Aceptadamente, los definían primitivos; apenas rozaban ser individuos rudimentarios. Nada a su alrededor los conformaba. Cualquier sobresalto se establecía efímero y hacía que el deseo desaparezca junto al tiempo; encontrar algo nuevo les generaba sensación de estabilidad; no había pregunta que realizara una ruptura; todos padecían la célebre espera.

    Frente a una multitud, un primitivo había logrado conseguir fuego. Decían que se encontraba aburrido. La realidad es que quería invertir el tiempo en algo productivo, a la sazón, chocaba mientras rozaba dos piedras.

    Aparecieron las primeras chispas que derribaron los límites de la perseverancia. Las siguientes no solo servían de estímulos, señalaban un claro objetivo que seguro iba a superar la meta en sí. Toda la masa de primitivos festejaba. Brincaban con ambas extremidades corporales, de derecha a izquierda, ignoraban mantenerse en pie, e iniciaban su firme caminar cabeza agacha buscando piedras.

    El fuego aportaba al mundo básico una nueva manera de vivir. El primitivo que introducía el fuego conquistando a la multitud, había pasado a ser admirado por el resto. A partir de ese momento la sociedad era encabezaba por un primitivo destacado: bastaba caminar dentro del área de cientos de pasos para encontrar a gente imitándolo. Acaso en la muchedumbre también querían la gloria, o tal vez, solo instruirse. Al cabo, la igualdad que los colocaba en solidaridad grupal, era la concepción de conseguir fuego. La totalidad de individuos rudimentarios practicaban con dos piedras sumergidos en la necesidad de poder vivir la nueva condición.

    Un tiempo después, varios dominaban la técnica y provocaban, al menos, una llama. Los que todavía no tenían acceso singular, intercambiaban frutas que recolectaban por tal elemento de la naturaleza que modelaron artificialmente, el fuego.

    Algunos habían observado que las piedras se gastaban por mero uso. Organizados, se movilizaban acarreando piedras para luego mercantilizarlas. Este sector desconforme, decía que las piedras pesaban más que las frutas, entonces sus miembros pedían más fuego a cambio. Los primitivos recolectores aceptaban porque las frutas maduraban hasta su putrefacción.

    Entre los elementales individuos, estaban quienes a través de oratoria envolvían a otros para trabajar para ellos.
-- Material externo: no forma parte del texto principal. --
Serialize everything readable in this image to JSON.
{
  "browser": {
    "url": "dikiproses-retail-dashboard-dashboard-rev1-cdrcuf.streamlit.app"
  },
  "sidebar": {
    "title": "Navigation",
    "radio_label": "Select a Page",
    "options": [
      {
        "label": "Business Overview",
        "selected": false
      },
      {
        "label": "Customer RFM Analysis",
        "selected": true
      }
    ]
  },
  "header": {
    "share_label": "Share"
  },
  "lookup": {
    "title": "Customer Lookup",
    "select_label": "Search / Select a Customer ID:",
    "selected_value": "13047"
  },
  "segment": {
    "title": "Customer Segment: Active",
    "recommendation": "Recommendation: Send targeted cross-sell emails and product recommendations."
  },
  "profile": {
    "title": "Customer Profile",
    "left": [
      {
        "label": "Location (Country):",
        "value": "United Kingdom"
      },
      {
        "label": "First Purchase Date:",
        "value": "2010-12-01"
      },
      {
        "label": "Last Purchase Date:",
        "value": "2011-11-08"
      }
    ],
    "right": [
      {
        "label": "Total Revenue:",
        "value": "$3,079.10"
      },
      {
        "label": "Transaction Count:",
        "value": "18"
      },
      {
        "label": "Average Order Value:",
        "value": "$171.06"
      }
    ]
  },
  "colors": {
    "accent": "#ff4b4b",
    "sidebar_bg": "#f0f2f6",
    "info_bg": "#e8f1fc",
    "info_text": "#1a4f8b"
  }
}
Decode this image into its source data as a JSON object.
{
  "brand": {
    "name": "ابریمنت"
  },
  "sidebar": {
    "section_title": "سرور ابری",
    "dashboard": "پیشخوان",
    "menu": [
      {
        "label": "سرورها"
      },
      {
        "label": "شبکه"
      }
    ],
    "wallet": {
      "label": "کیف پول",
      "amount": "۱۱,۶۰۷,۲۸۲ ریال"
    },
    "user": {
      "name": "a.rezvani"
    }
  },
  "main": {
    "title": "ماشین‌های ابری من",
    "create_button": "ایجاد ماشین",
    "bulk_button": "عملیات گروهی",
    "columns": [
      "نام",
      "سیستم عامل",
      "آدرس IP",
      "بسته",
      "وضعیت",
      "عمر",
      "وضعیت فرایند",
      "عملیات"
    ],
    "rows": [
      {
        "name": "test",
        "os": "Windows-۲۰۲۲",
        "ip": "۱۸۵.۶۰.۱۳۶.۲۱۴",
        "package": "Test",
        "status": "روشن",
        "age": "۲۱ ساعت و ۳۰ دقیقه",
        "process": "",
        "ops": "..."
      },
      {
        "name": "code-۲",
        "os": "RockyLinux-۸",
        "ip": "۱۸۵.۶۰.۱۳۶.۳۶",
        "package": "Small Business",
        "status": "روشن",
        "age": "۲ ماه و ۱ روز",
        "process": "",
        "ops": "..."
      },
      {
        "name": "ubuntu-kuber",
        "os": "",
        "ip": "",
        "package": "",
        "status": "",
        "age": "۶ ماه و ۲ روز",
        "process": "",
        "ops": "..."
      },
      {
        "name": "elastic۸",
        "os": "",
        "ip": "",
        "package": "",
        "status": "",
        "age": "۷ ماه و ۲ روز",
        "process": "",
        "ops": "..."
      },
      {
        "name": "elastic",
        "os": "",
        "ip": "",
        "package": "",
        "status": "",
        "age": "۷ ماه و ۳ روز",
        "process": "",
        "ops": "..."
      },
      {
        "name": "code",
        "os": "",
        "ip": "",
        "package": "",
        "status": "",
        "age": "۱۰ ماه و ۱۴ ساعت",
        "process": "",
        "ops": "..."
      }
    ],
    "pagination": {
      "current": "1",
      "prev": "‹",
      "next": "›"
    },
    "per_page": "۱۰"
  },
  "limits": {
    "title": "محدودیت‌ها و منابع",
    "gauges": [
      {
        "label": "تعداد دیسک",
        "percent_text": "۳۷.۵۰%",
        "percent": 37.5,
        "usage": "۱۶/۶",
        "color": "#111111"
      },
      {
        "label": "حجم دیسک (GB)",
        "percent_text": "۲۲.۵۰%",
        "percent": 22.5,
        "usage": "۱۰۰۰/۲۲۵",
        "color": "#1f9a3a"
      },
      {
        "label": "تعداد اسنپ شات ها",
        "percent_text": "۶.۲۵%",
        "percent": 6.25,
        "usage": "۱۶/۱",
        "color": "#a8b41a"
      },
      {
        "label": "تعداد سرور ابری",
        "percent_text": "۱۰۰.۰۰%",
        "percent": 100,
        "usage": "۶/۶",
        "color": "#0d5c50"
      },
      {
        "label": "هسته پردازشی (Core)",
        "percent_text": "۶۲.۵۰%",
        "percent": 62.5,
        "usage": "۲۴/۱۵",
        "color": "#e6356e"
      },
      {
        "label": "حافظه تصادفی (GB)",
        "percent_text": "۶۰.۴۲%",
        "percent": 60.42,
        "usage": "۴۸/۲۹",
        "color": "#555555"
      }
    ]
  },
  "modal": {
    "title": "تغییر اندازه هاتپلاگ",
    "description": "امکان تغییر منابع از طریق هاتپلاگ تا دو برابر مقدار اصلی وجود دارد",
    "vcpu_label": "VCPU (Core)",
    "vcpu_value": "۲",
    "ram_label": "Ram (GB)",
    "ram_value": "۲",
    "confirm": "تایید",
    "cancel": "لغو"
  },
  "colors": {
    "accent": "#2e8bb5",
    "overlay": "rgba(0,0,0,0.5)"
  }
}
Engañaban y se acrecentaban integrando a terceros rudimentarios con el ofrecimiento de una porción del fuego al final del día; además, dominaban a tantos que se apropiaron de las frutas, y de las piedras un tiempo más tarde.

    Aceptadamente, vivían del fuego, para el fuego, por el fuego. No importaba si alguien no podía conseguirlo, puesto que el fuego mantenía el calor de la ambición en estos rudimentarios sujetos. Más se expandía el elemento, más ardiente era la sensación de querer poseerlo: con el único sentido de sentirlo, y encontrarse en el lugar de los que arden en llamas.

    Las piedras del largo camino de los primitivos fueron las que provocaron el fuego tan difícil de extinguir. Consumidos ante éste, cambiaron su nombre. Aceptadamente, se conocen como civilizados.